ATI RN
ATI Mental Health Proctored Exam 2019
1. A healthcare provider is assessing a client who has been diagnosed with conversion disorder. Which of the following findings should the provider expect?
- A. Paralysis of a limb
- B. Auditory hallucinations
- C. Dissociative amnesia
- D. Compulsive behaviors
Correct answer: A
Rationale: Conversion disorder is characterized by the development of neurological symptoms, such as paralysis of a limb, that cannot be explained by medical evaluation. The paralysis is typically due to a psychological conflict or stress rather than a physical issue. Auditory hallucinations, dissociative amnesia, and compulsive behaviors are not commonly associated with conversion disorder, making them incorrect choices. Therefore, the healthcare provider should expect to find paralysis of a limb in a client with conversion disorder.
2. During an admission assessment and interview, which channels of information communication should the nurse be monitoring? Select one that doesn't apply.
- A. Auditory
- B. Visual
- C. Written
- D. Tactile
Correct answer: C
Rationale: During an admission assessment and interview, nurses should monitor auditory, visual, and tactile channels of communication. Written communication is not typically monitored during a face-to-face interview or assessment, making it the correct choice that doesn't apply in this scenario.
3. Which behavior is consistent with therapeutic communication?
- A. Offering your opinion when asked to convey support.
- B. Summarizing the essence of the patient's comments in your own words.
- C. Interrupting periods of silence before they become awkward for the patient.

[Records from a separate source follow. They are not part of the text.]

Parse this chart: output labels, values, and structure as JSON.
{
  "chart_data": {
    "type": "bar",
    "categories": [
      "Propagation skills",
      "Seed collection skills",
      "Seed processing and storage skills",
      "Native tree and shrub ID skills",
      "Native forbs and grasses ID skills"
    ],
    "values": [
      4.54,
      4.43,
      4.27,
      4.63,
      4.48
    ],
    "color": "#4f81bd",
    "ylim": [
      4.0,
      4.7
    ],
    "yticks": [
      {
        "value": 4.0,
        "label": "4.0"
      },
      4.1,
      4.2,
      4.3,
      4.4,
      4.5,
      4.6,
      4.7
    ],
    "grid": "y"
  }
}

- D. Telling the patient they did well when you approve of their statements or actions.
Correct answer: B
Rationale: Summarizing the essence of the patient's comments in your own words is a key aspect of therapeutic communication as it demonstrates active listening and understanding. It shows the patient that their words have been heard and understood, fostering a sense of validation and empathy. Offering opinions, interrupting silence, or giving approval may not always align with the principles of therapeutic communication, which focus on patient-centered interactions and empathetic responses.
4. A client has been diagnosed with major depressive disorder. Which is an appropriate short-term goal for the client?
- A. The client will report a decrease in depressive symptoms.
- B. The client will establish a sleep routine.
- C. The client will improve social interactions.
- D. The client will set realistic goals for the future.
Correct answer: A
Rationale: Setting a goal for the client to report a decrease in depressive symptoms is appropriate as it is specific, measurable, and achievable in the short term. Monitoring changes in depressive symptoms provides valuable feedback on the effectiveness of the treatment plan. While establishing a sleep routine, improving social interactions, and setting realistic goals for the future are important aspects of recovery, they are more suitable as intermediate or long-term goals. In the context of short-term goals, focusing on symptom reduction can provide immediate feedback on the client's progress and help adjust the treatment plan accordingly.
5. A client has been prescribed escitalopram (Lexapro) for depression. Which instruction should the nurse include in the discharge teaching?
- A. Take the medication at bedtime to prevent daytime drowsiness.
- B. Avoid consuming alcohol while taking this medication.
- C. Take the medication with food to prevent stomach upset.
- D. Discontinue the medication if you start feeling better.
Correct answer: B
Rationale: The correct instruction for the nurse to include in the discharge teaching is to advise the client to avoid consuming alcohol while taking escitalopram (Lexapro). Alcohol can potentiate side effects such as drowsiness and dizziness when combined with this medication. Choice A is incorrect because escitalopram is usually taken in the morning due to its potential to cause insomnia if taken at bedtime. Choice C is incorrect because taking the medication with or without food does not significantly affect its absorption or side effects. Choice D is incorrect because it is essential for the client to continue taking the medication even if they start feeling better, as abruptly stopping an antidepressant can lead to withdrawal symptoms and a relapse of depression.